The blast, in the world's largest refugee camp complex of Dadaab in the remote north-east bordering Somalia, home to over 468 000 Somali refugees, injured one person, Kenya Red Cross officials said.

Kenya has suffered a string of attacks in recent months - including grenade and bomb explosions - but this is the first attack on an election centre.

The attacks are regularly blamed on members or sympathisers of Somalia's al-Qaeda-linked Shebab fighters, although they have made no claim to the series of blasts, which escalated after Kenyan troops invaded Somalia last year.

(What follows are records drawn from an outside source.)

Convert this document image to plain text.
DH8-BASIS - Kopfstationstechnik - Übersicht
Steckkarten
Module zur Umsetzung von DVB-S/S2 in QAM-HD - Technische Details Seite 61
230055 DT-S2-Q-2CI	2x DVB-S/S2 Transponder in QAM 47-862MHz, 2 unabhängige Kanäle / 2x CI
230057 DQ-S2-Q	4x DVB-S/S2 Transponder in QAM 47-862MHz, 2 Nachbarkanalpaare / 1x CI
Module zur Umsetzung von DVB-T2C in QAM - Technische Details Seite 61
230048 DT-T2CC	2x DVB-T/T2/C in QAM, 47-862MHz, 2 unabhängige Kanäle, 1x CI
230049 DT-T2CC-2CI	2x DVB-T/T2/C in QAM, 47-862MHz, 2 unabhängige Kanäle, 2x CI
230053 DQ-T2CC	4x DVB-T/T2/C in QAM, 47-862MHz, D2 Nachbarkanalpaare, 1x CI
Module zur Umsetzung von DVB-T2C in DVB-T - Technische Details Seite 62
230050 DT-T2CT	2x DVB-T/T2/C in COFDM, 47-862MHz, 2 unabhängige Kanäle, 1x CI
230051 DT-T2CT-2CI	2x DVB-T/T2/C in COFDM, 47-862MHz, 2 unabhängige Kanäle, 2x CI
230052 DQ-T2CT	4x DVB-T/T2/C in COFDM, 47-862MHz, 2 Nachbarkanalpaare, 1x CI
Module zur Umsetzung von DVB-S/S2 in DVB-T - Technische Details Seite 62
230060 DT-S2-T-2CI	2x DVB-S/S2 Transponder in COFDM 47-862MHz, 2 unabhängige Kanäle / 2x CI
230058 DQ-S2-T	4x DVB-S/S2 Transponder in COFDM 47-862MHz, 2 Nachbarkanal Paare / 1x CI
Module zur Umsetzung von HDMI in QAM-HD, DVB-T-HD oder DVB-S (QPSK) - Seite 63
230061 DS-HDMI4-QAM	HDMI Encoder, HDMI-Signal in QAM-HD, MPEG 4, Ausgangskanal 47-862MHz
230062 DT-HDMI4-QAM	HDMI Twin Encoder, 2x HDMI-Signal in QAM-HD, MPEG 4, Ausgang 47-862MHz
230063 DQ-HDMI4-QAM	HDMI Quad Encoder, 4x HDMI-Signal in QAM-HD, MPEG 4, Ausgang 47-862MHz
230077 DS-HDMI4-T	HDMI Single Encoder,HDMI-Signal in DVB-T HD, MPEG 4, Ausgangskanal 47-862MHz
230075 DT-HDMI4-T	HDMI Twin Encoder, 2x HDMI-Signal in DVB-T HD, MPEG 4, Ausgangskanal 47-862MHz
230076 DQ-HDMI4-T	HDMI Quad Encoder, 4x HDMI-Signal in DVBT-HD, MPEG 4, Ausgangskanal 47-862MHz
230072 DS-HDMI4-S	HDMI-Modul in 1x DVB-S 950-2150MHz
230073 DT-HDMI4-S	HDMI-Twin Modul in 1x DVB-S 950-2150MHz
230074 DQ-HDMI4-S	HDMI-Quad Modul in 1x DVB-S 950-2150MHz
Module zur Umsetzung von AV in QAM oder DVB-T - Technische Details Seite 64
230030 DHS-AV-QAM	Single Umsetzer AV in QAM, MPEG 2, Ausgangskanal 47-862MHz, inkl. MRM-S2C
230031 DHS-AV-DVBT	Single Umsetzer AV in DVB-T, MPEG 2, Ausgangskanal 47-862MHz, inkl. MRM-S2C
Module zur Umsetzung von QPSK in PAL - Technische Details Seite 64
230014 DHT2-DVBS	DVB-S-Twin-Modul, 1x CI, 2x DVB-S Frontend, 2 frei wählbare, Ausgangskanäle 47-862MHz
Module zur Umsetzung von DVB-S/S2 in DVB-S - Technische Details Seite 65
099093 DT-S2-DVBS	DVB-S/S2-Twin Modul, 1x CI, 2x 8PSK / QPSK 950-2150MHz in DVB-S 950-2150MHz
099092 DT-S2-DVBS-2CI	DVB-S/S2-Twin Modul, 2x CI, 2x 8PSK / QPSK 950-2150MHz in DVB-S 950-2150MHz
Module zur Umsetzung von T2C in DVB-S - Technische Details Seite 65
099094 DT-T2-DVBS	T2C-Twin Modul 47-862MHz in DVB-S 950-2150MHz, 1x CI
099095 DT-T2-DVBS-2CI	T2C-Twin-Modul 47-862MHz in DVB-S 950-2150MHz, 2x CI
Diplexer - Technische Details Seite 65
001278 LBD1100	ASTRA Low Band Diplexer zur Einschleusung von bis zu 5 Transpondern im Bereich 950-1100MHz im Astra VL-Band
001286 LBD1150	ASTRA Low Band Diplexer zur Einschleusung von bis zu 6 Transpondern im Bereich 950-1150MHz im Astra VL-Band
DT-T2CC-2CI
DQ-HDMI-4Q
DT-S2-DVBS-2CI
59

Police have since launched a tough crackdown focussing largely on refugees, including mass arrests sweeping up young men of Somali origin suspected of being connected to the attackers.

Earlier this week Kenyan officials ordered all refugees to return to remote refugee camps, including over 33 000 Somali refugees living in the capital Nairobi.

However, more than 2.3 million Kenyans are ethnic Somalis, some six percent of the population. Their traditional homelands make up around a fifth of the country, and many live around the Dadaab region.

Tensions are already high across the country ahead of elections due in March, five years after deadly post-poll killings that shattered Kenya's image as a beacon of regional stability.

The heavy handed police crackdown risks alienating Kenya's ethnic Somali community, adding to existing areas of concern ahead of the elections, including a coastal separatist movement, militant Islamists and tensions between ethnic groups.